CCPA Compliance Tools and Resources for UK Businesses
Privacy management platforms, including OneTrust (£40,000 to £150,000 annually), TrustArc (£35,000 to £120,000 annually), and Securiti.ai (£30,000 to £100,000 annually) provide comprehensive California Consumer Privacy Act compliance features, including data inventory, automated privacy policy generation, consumer rights request management, and vendor risk assessment.
Consent management platforms like Cookiebot (£250 to £2,500 annually), OneTrust Cookie Consent (£1,500 to £25,000 annually), and Usercentrics (£300 to £3,000 annually) handle CCPA opt out requirements, implementing Do Not Sell links, detecting Global Privacy Control signals, and managing cookie preferences.
Data subject request automation tools including DataGrail (£15,000 to £60,000 annually), Transcend (£12,000 to £50,000 annually), and Mine (£10,000 to £40,000 annually) streamline consumer rights request handling through automated request intake, workflow management, and audit trails.
The California Consumer Privacy Act represents a significant compliance obligation for UK businesses operating in or selling to California. With the enforcement landscape maturing in 2025 and penalties reaching £5,600 per intentional violation, British companies can no longer treat CCPA as an optional consideration.
While the California Consumer Privacy Act shares foundational principles with the UK GDPR, critical differences in technical requirements (Global Privacy Control), AI governance (including automated decision-making technology), and enforcement mechanisms require distinct compliance measures.

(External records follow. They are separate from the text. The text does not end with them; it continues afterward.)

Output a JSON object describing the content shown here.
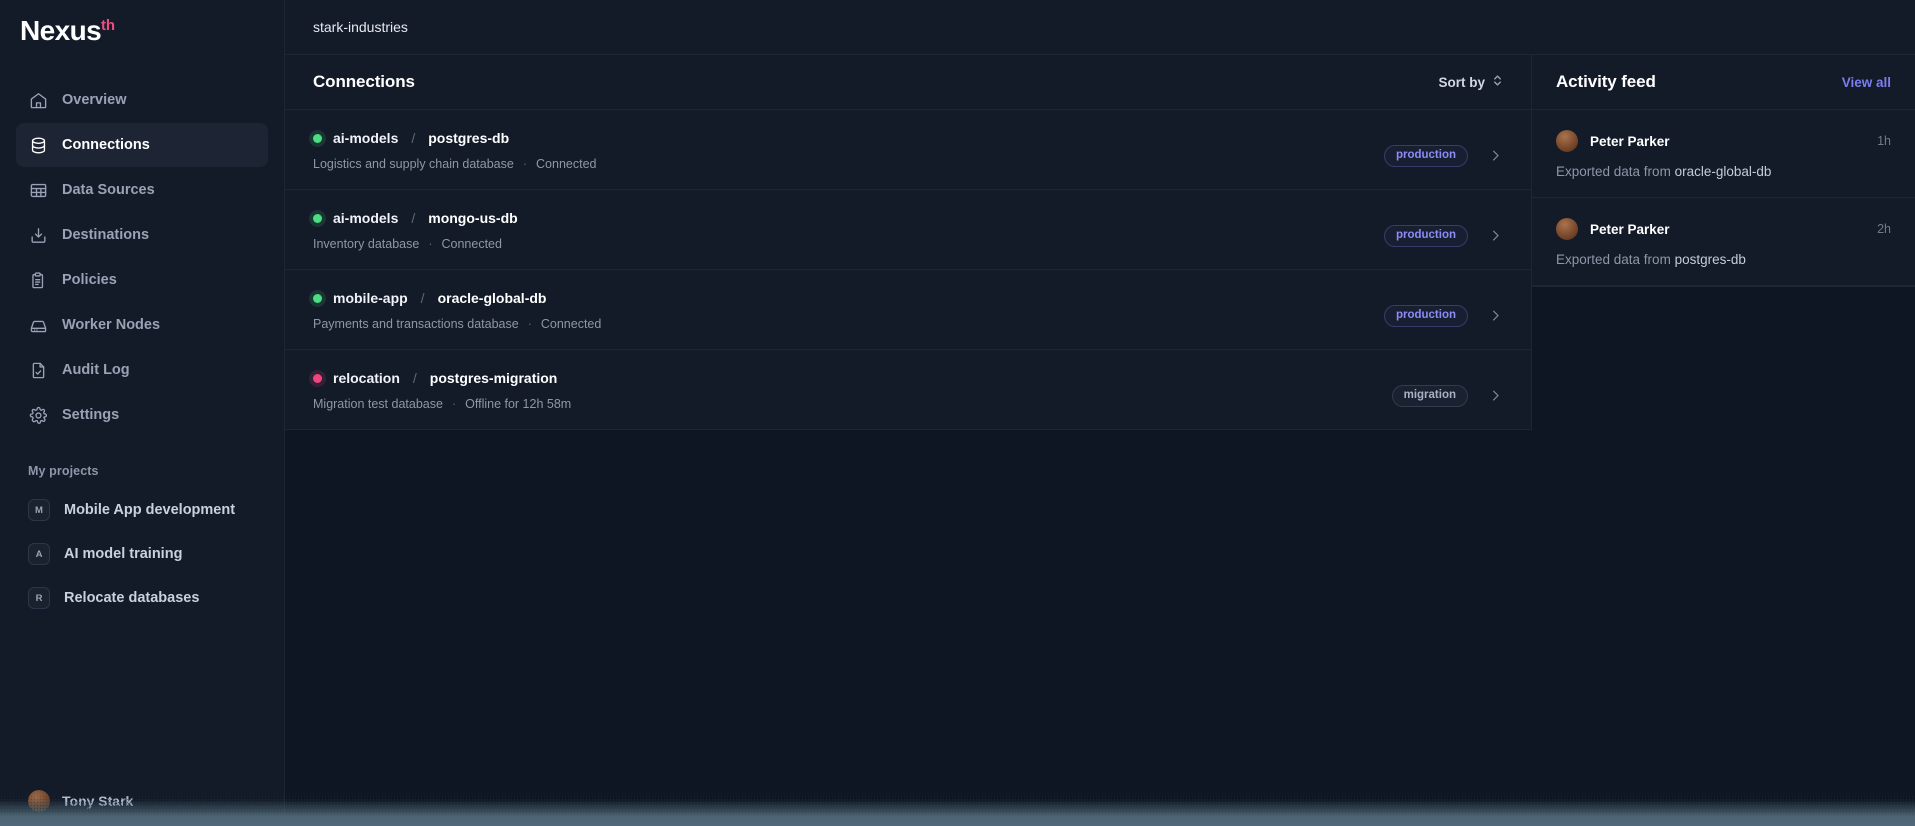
{
  "brand": {
    "name": "Nexus",
    "superscript": "th"
  },
  "sidebar": {
    "nav": [
      {
        "label": "Overview",
        "icon": "home-icon",
        "active": false
      },
      {
        "label": "Connections",
        "icon": "database-icon",
        "active": true
      },
      {
        "label": "Data Sources",
        "icon": "table-icon",
        "active": false
      },
      {
        "label": "Destinations",
        "icon": "download-icon",
        "active": false
      },
      {
        "label": "Policies",
        "icon": "clipboard-icon",
        "active": false
      },
      {
        "label": "Worker Nodes",
        "icon": "server-icon",
        "active": false
      },
      {
        "label": "Audit Log",
        "icon": "document-check-icon",
        "active": false
      },
      {
        "label": "Settings",
        "icon": "gear-icon",
        "active": false
      }
    ],
    "projects_title": "My projects",
    "projects": [
      {
        "initial": "M",
        "label": "Mobile App development"
      },
      {
        "initial": "A",
        "label": "AI model training"
      },
      {
        "initial": "R",
        "label": "Relocate databases"
      }
    ],
    "user": {
      "name": "Tony Stark"
    }
  },
  "topbar": {
    "breadcrumb": "stark-industries"
  },
  "connections_panel": {
    "title": "Connections",
    "sort_label": "Sort by",
    "rows": [
      {
        "namespace": "ai-models",
        "separator": "/",
        "database": "postgres-db",
        "description": "Logistics and supply chain database",
        "status": "Connected",
        "status_color": "green",
        "badge": "production",
        "badge_kind": "production"
      },
      {
        "namespace": "ai-models",
        "separator": "/",
        "database": "mongo-us-db",
        "description": "Inventory database",
        "status": "Connected",
        "status_color": "green",
        "badge": "production",
        "badge_kind": "production"
      },
      {
        "namespace": "mobile-app",
        "separator": "/",
        "database": "oracle-global-db",
        "description": "Payments and transactions database",
        "status": "Connected",
        "status_color": "green",
        "badge": "production",
        "badge_kind": "production"
      },
      {
        "namespace": "relocation",
        "separator": "/",
        "database": "postgres-migration",
        "description": "Migration test database",
        "status": "Offline for 12h 58m",
        "status_color": "pink",
        "badge": "migration",
        "badge_kind": "migration"
      }
    ]
  },
  "activity_feed": {
    "title": "Activity feed",
    "view_all_label": "View all",
    "items": [
      {
        "user": "Peter Parker",
        "time": "1h",
        "action": "Exported data from",
        "target": "oracle-global-db"
      },
      {
        "user": "Peter Parker",
        "time": "2h",
        "action": "Exported data from",
        "target": "postgres-db"
      }
    ]
  },
  "colors": {
    "accent": "#7c7df2",
    "brand_accent": "#ee4d7f",
    "status_online": "#4ade80",
    "status_offline": "#f0467e",
    "panel": "#131a28",
    "page_bg": "#0f1623"
  }
}
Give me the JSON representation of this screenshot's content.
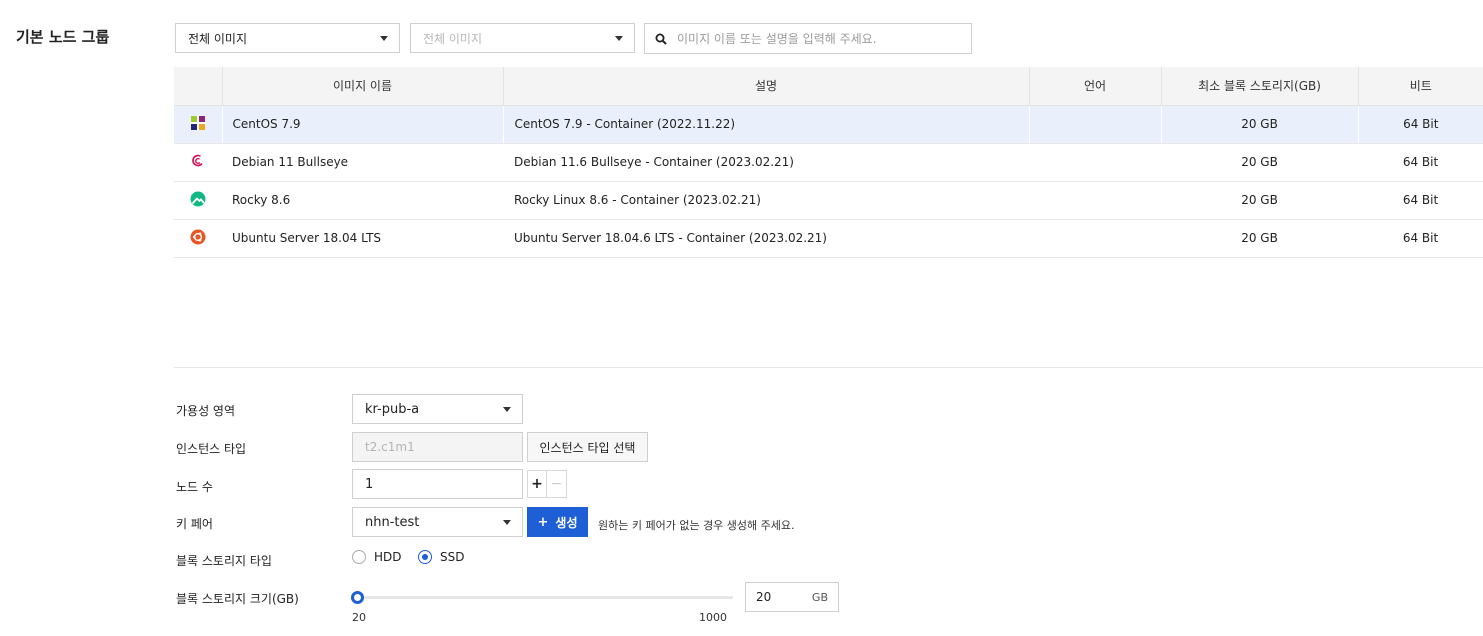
{
  "section_title": "기본 노드 그룹",
  "filters": {
    "image_scope": "전체 이미지",
    "image_type_placeholder": "전체 이미지",
    "search_placeholder": "이미지 이름 또는 설명을 입력해 주세요."
  },
  "table": {
    "headers": [
      "",
      "이미지 이름",
      "설명",
      "언어",
      "최소 블록 스토리지(GB)",
      "비트"
    ],
    "rows": [
      {
        "icon": "centos-icon",
        "name": "CentOS 7.9",
        "description": "CentOS 7.9 - Container (2022.11.22)",
        "language": "",
        "min_storage": "20 GB",
        "bits": "64 Bit",
        "selected": true
      },
      {
        "icon": "debian-icon",
        "name": "Debian 11 Bullseye",
        "description": "Debian 11.6 Bullseye - Container (2023.02.21)",
        "language": "",
        "min_storage": "20 GB",
        "bits": "64 Bit",
        "selected": false
      },
      {
        "icon": "rocky-icon",
        "name": "Rocky 8.6",
        "description": "Rocky Linux 8.6 - Container (2023.02.21)",
        "language": "",
        "min_storage": "20 GB",
        "bits": "64 Bit",
        "selected": false
      },
      {
        "icon": "ubuntu-icon",
        "name": "Ubuntu Server 18.04 LTS",
        "description": "Ubuntu Server 18.04.6 LTS - Container (2023.02.21)",
        "language": "",
        "min_storage": "20 GB",
        "bits": "64 Bit",
        "selected": false
      }
    ]
  },
  "form": {
    "availability_zone": {
      "label": "가용성 영역",
      "value": "kr-pub-a"
    },
    "instance_type": {
      "label": "인스턴스 타입",
      "value": "t2.c1m1",
      "button": "인스턴스 타입 선택"
    },
    "node_count": {
      "label": "노드 수",
      "value": "1",
      "plus": "+",
      "minus": "−"
    },
    "key_pair": {
      "label": "키 페어",
      "value": "nhn-test",
      "button_icon": "+",
      "button": "생성",
      "hint": "원하는 키 페어가 없는 경우 생성해 주세요."
    },
    "storage_type": {
      "label": "블록 스토리지 타입",
      "options": [
        "HDD",
        "SSD"
      ],
      "selected": "SSD"
    },
    "storage_size": {
      "label": "블록 스토리지 크기(GB)",
      "min": "20",
      "max": "1000",
      "value": "20",
      "unit": "GB"
    }
  },
  "colors": {
    "accent": "#1f5fd6",
    "selected_row": "#e9f0fb"
  }
}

UK businesses that proactively implement comprehensive CCPA compliance, particularly around the 2025 priority areas of AI profiling and GPC technical implementation, will be well-positioned to avoid enforcement actions while building consumer trust in increasingly privacy-conscious markets.
For UK businesses, successful California Consumer Privacy Act compliance requires viewing it not as a one-time project but as an ongoing operational commitment. Regular monitoring of regulatory developments, periodic compliance assessments, staff training updates, and adaptation to evolving business practices ensure continued compliance as both your business and California’s privacy landscape continue to evolve.